Now what next? We were interested during our first visit to discuss with NEMA of the agreement reached between MITA and COCIR. Other engineering industry sectors have also done the same, for example AEM (US agricultural machinery and construction equipment industry), CECE (EU construction equipment) and CEMA (EU agricultural machinery).

Now we have gone the same way by agreeing a common position between NEMA and Orgalime which is wider, more horizontal in its approach and covers the whole area of regulatory coherence as well as the area of standardisation.  Our aim is now to see how many others we can bring on board our joint Orgalime – NEMA position to paper to reinforce the messages of our industry that, besides the low hanging fruit which should be fairly easy to include in a TTIP agreement, we are ready to work on building bridges in the area of regulatory objectives, standardisation and conformity assessment. We count on NEMA to ensure that US regulators clearly hear the voice of our industry on these issues.

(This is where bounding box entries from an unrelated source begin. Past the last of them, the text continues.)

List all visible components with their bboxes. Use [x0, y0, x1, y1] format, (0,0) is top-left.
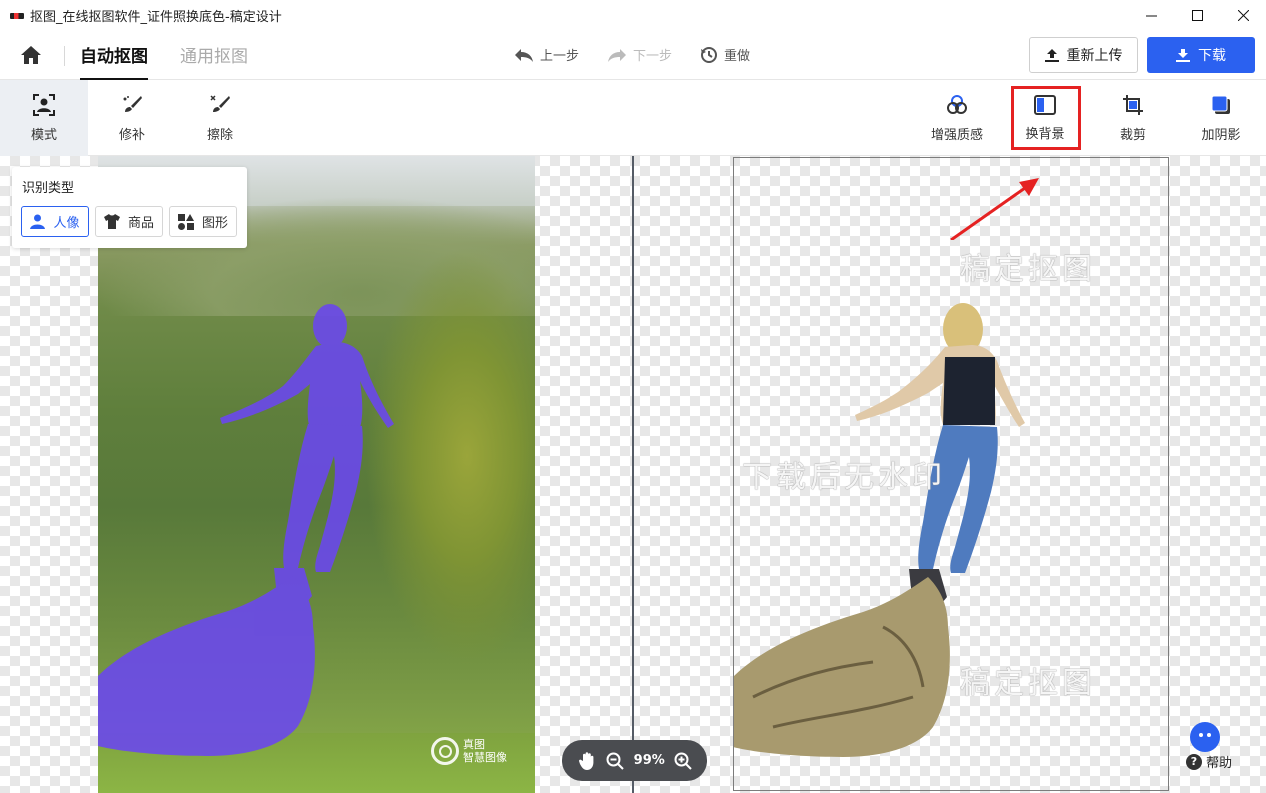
watermark-bottom: 稿定抠图: [960, 666, 1096, 701]
red-arrow-annotation: [950, 178, 1039, 240]
tool-enhance-label: 增强质感: [930, 127, 983, 143]
type-option-portrait-label: 人像: [53, 216, 80, 231]
home-icon: [21, 46, 41, 64]
type-option-portrait[interactable]: 人像: [21, 206, 89, 237]
window-title: 抠图_在线抠图软件_证件照换底色-稿定设计: [30, 10, 282, 25]
source-logo-icon: [431, 737, 459, 765]
zoom-controls: 99%: [562, 740, 707, 781]
tool-crop-label: 裁剪: [1119, 127, 1146, 143]
tool-add-shadow[interactable]: 加阴影: [1177, 80, 1265, 156]
tshirt-icon: [103, 214, 120, 229]
close-button[interactable]: [1220, 0, 1266, 31]
reupload-button[interactable]: 重新上传: [1029, 37, 1138, 73]
app-logo-icon: [10, 12, 24, 19]
recognition-type-panel: 识别类型 人像 商品 图形: [12, 167, 247, 248]
tool-crop[interactable]: 裁剪: [1089, 80, 1177, 156]
close-icon: [1237, 10, 1249, 21]
zoom-in-icon[interactable]: [674, 752, 692, 770]
zoom-out-icon[interactable]: [606, 752, 624, 770]
source-logo-line1: 真图: [463, 738, 485, 751]
undo-icon: [515, 48, 533, 62]
tab-auto-cutout[interactable]: 自动抠图: [80, 42, 148, 80]
tool-add-shadow-label: 加阴影: [1201, 127, 1241, 143]
tool-enhance[interactable]: 增强质感: [913, 80, 1001, 156]
window-titlebar: 抠图_在线抠图软件_证件照换底色-稿定设计: [0, 0, 1266, 31]
redo-label: 下一步: [633, 49, 673, 64]
highlight-annotation-box: [1011, 86, 1081, 150]
download-label: 下载: [1198, 48, 1226, 64]
tool-repair[interactable]: 修补: [88, 80, 176, 156]
watermark-top: 稿定抠图: [960, 252, 1096, 287]
upload-icon: [1044, 48, 1059, 62]
reset-button[interactable]: 重做: [700, 45, 750, 64]
header-divider: [64, 46, 65, 66]
help-button[interactable]: ? 帮助: [1186, 752, 1232, 771]
source-photo-logo: 真图 智慧图像: [431, 737, 507, 765]
assistant-bot-icon[interactable]: [1190, 722, 1220, 752]
download-button[interactable]: 下载: [1147, 37, 1255, 73]
redo-icon: [608, 48, 626, 62]
reset-label: 重做: [724, 49, 751, 64]
type-option-product-label: 商品: [127, 216, 154, 231]
enhance-icon: [947, 94, 967, 114]
minimize-button[interactable]: [1128, 0, 1174, 31]
help-icon: ?: [1186, 753, 1202, 770]
shapes-icon: [177, 213, 194, 230]
undo-button[interactable]: 上一步: [514, 45, 579, 64]
brush-icon: [123, 95, 142, 112]
portrait-mask-overlay: [98, 304, 394, 756]
app-header: 自动抠图 通用抠图 上一步 下一步 重做 重新上传 下载: [0, 31, 1266, 80]
type-option-graphic-label: 图形: [201, 216, 228, 231]
eraser-icon: [210, 94, 230, 112]
compare-divider[interactable]: [632, 156, 634, 793]
tool-repair-label: 修补: [118, 127, 145, 143]
tool-erase[interactable]: 擦除: [176, 80, 264, 156]
crop-icon: [1123, 94, 1143, 115]
shadow-icon: [1211, 95, 1230, 114]
history-icon: [701, 46, 717, 63]
recognition-type-title: 识别类型: [22, 181, 75, 196]
tool-mode[interactable]: 模式: [0, 80, 88, 156]
watermark-middle: 下载后无水印: [742, 460, 946, 495]
maximize-icon: [1191, 10, 1203, 21]
redo-button[interactable]: 下一步: [607, 45, 672, 64]
undo-label: 上一步: [540, 49, 580, 64]
reupload-label: 重新上传: [1066, 48, 1123, 64]
minimize-icon: [1145, 15, 1157, 17]
help-label: 帮助: [1206, 756, 1233, 771]
source-logo-line2: 智慧图像: [463, 751, 507, 764]
person-icon: [30, 214, 46, 229]
editor-canvas[interactable]: 稿定抠图 下载后无水印 稿定抠图: [0, 156, 1266, 793]
original-image: [98, 156, 535, 793]
maximize-button[interactable]: [1174, 0, 1220, 31]
type-option-graphic[interactable]: 图形: [169, 206, 237, 237]
home-button[interactable]: [18, 43, 44, 67]
type-option-product[interactable]: 商品: [95, 206, 163, 237]
zoom-level: 99%: [633, 753, 665, 768]
hand-pan-icon[interactable]: [577, 751, 597, 771]
tab-general-cutout[interactable]: 通用抠图: [180, 42, 248, 80]
tool-mode-label: 模式: [30, 127, 57, 143]
window-controls: [1128, 0, 1266, 31]
download-icon: [1176, 48, 1190, 62]
portrait-mode-icon: [33, 93, 55, 116]
tool-erase-label: 擦除: [206, 127, 233, 143]
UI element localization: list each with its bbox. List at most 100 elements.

We know that agreement between regulators on both sides of the Atlantic will not be easy: we are talking of two of the world’s largest economies, with complex and mature regulatory frameworks; so, there are inevitably differences in approach which are born from history. But fundamentally we share the same values and we both aspire to high standards, just as you might expect. We therefore remain convinced that tackling regulatory divergences between the EU and the US will equally benefit businesses of all sizes and increase transatlantic trade flows. It will also help us both on world markets to achieve our common objective for global market access on the basis of ‘one standard, one test, accepted everywhere’.